The project will come to life by combining the strengths of the two organisations. ClearBlue, a leading expert in carbon markets, will provide analysis related to the carbon markets. Kita, a leading player in carbon credit insurance, will bring nuanced carbon credit insurance solutions to the table. The organisations believe this combined effort will increase participants’ confidence in market transactions.
Also read: Investment manager steps into nature-based carbon credit market.
Capitalising on the strength of Clearblue Vantage, a technology platform owned by ClearBlue, paired with abundant data, ClearBlue reviewed hundreds of nature-based project methodologies.

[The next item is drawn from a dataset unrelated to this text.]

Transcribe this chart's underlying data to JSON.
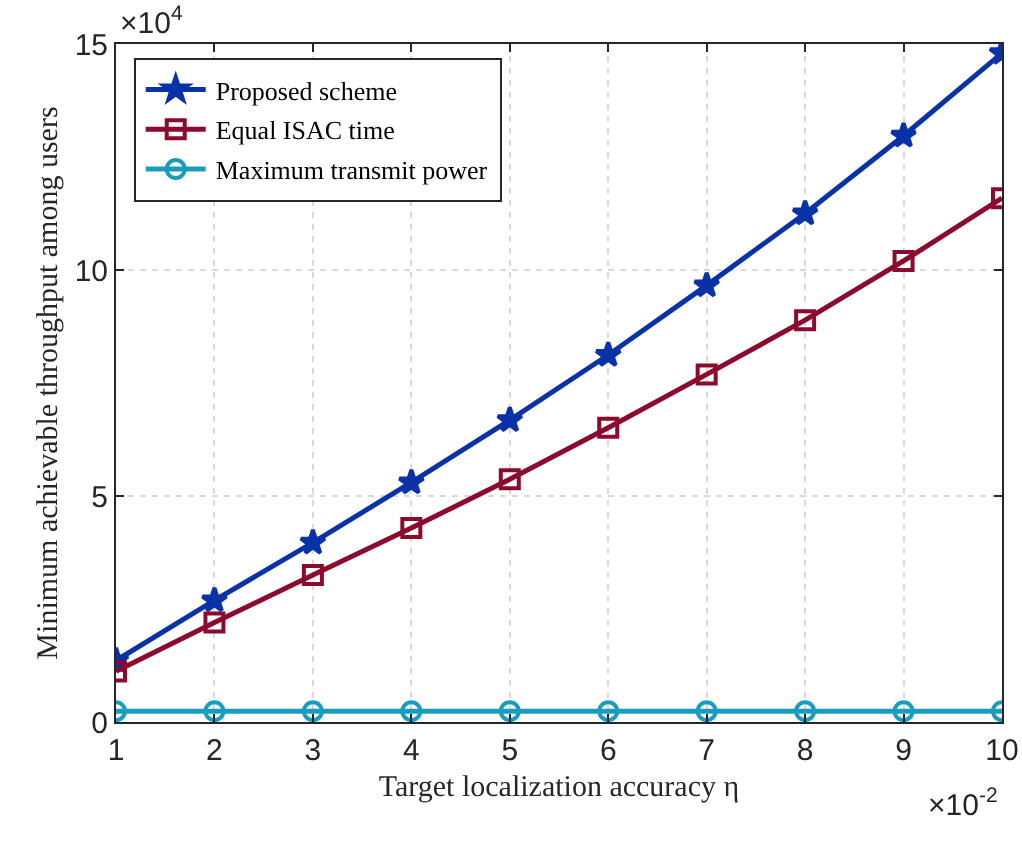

ClearBlue’s Delivery Risk Assessment (DRA) manages the challenges of investing in and managing carbon project development by reducing project failures and discrepancies in estimated versus issued credit volumes.
The DRA uses historical data to assess project delivery risk and predict the likelihood and amount of issuance mitigation strategies. It also enhances the transparency and integrity of the Voluntary Carbon Market (VCM).
The results of this process are then integrated into Kita’s underwriting model for the development of its core product, Carbon Purchase Protection Cover (CPCC). The addition of this analysis strengthens Kita’s capacity to approach delivery risk more precisely.
Launched in 2023, CPCC is a customised insurance product to safeguard against delivery failure, shortfall, and sometimes delays resulting from counterparty risk, natural disasters, and carbon standard or methodology level changes.
The collaboration is reported to focus on the analytical and risk management components of meeting climate goals by investing in voluntary carbon credits.
This partnership can facilitate the well-informed purchase of voluntary carbon credits and the development of risk-reduction strategies, thereby improving the transparency and trustworthiness of the Voluntary Carbon Market (VCM).